Autre tendance en matière de consommation, la baisse des ventes des grosses pièces au profit des plus petites souvent à petits prix. Prouvant ainsi que le consommateur n’a pas perdu le désir d’acheter. Heureusement. Une tendance qui va se confirmer pour 2010, d’autant plus que la part de l’habillement dans le budget des ménages va continuer sa lente érosion. Comme pour l’alimentaire cette tendance observée depuis plusieurs années s’explique par l’apparition dans les dépenses quotidiennes de nouveaux pôles de consommation comme les abonnements téléphoniques, internet, ainsi que les nouveaux loisirs (jeux vidéo notamment). Des pôles de consommation qui n’impactaient pas les foyers dans les années 80 et 90, du moins dans des valeurs marginales. L’habillement est l’un des secteurs qui souffre le plus de cette nouvelle répartition. Pour 2010 on peut s’attendre à une baisse de 1,2 % en valeur concernant la consommation de textile-habillement.

Dans ce contexte morose seules les chaînes de magasins semblent pouvoir faire face. Les boutiques H&M, Zara, Mango, maintenant Uniqlo, bientôt TopShop semblent les mieux armées pour faire face à ces évolutions en proposant un modèle économique ayant fait ses preuves en Europe. Elles offrent aussi des modèles adaptés à la demande et surtout accessibles à tous les budgets. Le marché de l’habillement semble se segmenter. On retrouve ainsi les grandes marques de luxe, les enseignes mondiales et les discounters, chacun trouvant « son » public. Les enseignes locales devant pour survivre se développer à l’international en ouvrant notamment des boutiques en Europe et en Asie. Les taux de croissance étant trop faibles notamment en France et au Royaume-Uni pour espérer un avenir à court et moyen termes.
Les enseignes spécialisées (Kiabi, La Halle !, Gemo ..) destinées au grand public et implantées sur des zones commerçantes fortes semblent de plus en plus dominer le secteur. Leur part de marché devrait se conforter en 2009 en passant de 38% à 38,5%. Ces enseignes qui s’adressent en premier lieu à des foyers populaires durement touchés par la crise et le chômage ont cette année particulièrement joués sur la baisse des prix et les promotions.
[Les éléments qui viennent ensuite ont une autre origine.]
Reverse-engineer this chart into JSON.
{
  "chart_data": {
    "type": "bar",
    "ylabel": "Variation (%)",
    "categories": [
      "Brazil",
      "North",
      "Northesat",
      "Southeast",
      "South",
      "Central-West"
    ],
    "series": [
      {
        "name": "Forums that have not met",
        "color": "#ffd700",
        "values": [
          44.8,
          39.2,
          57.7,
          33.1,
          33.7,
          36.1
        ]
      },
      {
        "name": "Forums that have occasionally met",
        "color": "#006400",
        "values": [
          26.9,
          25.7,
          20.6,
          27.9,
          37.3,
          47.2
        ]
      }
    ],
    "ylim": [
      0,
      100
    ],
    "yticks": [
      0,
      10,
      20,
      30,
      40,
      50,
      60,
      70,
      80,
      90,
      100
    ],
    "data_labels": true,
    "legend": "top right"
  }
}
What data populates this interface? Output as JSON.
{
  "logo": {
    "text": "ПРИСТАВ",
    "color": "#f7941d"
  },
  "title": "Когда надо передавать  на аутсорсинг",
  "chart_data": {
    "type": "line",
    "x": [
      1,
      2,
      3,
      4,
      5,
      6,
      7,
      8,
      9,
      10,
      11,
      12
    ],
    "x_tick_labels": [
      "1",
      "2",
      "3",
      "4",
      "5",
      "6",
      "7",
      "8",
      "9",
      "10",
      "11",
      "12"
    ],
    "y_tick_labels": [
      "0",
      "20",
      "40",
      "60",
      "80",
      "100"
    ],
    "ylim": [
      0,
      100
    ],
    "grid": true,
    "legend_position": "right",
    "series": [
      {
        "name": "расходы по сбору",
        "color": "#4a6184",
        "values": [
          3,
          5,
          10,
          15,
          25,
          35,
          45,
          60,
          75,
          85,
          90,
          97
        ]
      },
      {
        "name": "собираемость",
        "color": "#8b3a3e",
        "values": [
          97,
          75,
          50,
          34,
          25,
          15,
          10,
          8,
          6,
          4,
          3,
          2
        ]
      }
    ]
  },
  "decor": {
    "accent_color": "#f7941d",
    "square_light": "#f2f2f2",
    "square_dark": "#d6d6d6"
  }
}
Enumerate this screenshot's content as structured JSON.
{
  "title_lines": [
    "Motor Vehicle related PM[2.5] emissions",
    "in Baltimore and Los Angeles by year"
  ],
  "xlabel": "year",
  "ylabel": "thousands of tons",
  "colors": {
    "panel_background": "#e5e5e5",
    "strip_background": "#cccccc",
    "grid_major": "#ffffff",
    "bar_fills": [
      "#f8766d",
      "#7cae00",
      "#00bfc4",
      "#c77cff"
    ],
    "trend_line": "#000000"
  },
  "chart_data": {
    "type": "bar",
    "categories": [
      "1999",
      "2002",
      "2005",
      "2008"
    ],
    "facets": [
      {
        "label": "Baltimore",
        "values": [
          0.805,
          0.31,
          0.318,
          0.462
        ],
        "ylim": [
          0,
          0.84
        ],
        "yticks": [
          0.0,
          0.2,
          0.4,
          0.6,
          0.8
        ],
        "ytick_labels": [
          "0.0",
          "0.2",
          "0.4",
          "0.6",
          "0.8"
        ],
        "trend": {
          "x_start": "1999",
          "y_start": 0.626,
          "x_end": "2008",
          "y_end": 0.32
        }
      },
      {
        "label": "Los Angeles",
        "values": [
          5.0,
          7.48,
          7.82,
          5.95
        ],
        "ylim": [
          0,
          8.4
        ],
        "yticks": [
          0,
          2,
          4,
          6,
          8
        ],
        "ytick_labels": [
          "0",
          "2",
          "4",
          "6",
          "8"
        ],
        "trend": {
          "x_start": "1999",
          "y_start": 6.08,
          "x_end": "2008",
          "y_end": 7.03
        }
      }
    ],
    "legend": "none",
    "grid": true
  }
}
Même si cette crise touche particulièrement les détaillants indépendants, elle permet à certains de se distinguer en proposant une offre multi-marques plus pointue avec de nouvelles idées et de nouveaux créateurs. Cette crise a permis de développer de nouveaux projets et à doper la créativité dans la distribution. Dans ce contexte les spécialistes des catalogues et vépécistes ont subit de plein fouet cette crise. D’autant plus que la vente en ligne semble trouver sa place dans les réflexes d’achat des françaises. Aujourd’hui ils représentent en France 5,6 % des achats textiles au premier semestre 2009 et environ 9 % au Royaume-Uni. Dans ce pays un site comme Asos connaît une véritable frénésie avec une croissance à deux chiffres l’incitant à ouvrir des versions dans les autres pays européens et notamment en France. Le textile sur internet est l’un des rares canaux de distribution qui ne connaît pas la crise. Entre les ventes privées, les spécialistes, les discounters, les sites de marques, l’offre est de plus en plus large, le choix aussi. Les françaises sont enfin convaincues que le shopping en ligne peut avoir ses avantages.

La mode homme qui semblait être le nouvel eldorado des marques au début des années 2000 subit elle aussi les aléas de la crise et s’offre pour 2009 une tendance à la baisse au mieux à la stabilité. Chez l’homme les enseignes de centre ville ou de centre commercial comme Célio ou Jules s’en sortent plutôt mieux que les grandes surfaces comme Décathlon. Confirmant une tendance où l’on voit que le prêt à porter ville domine le prêt à porter sport-loisirs.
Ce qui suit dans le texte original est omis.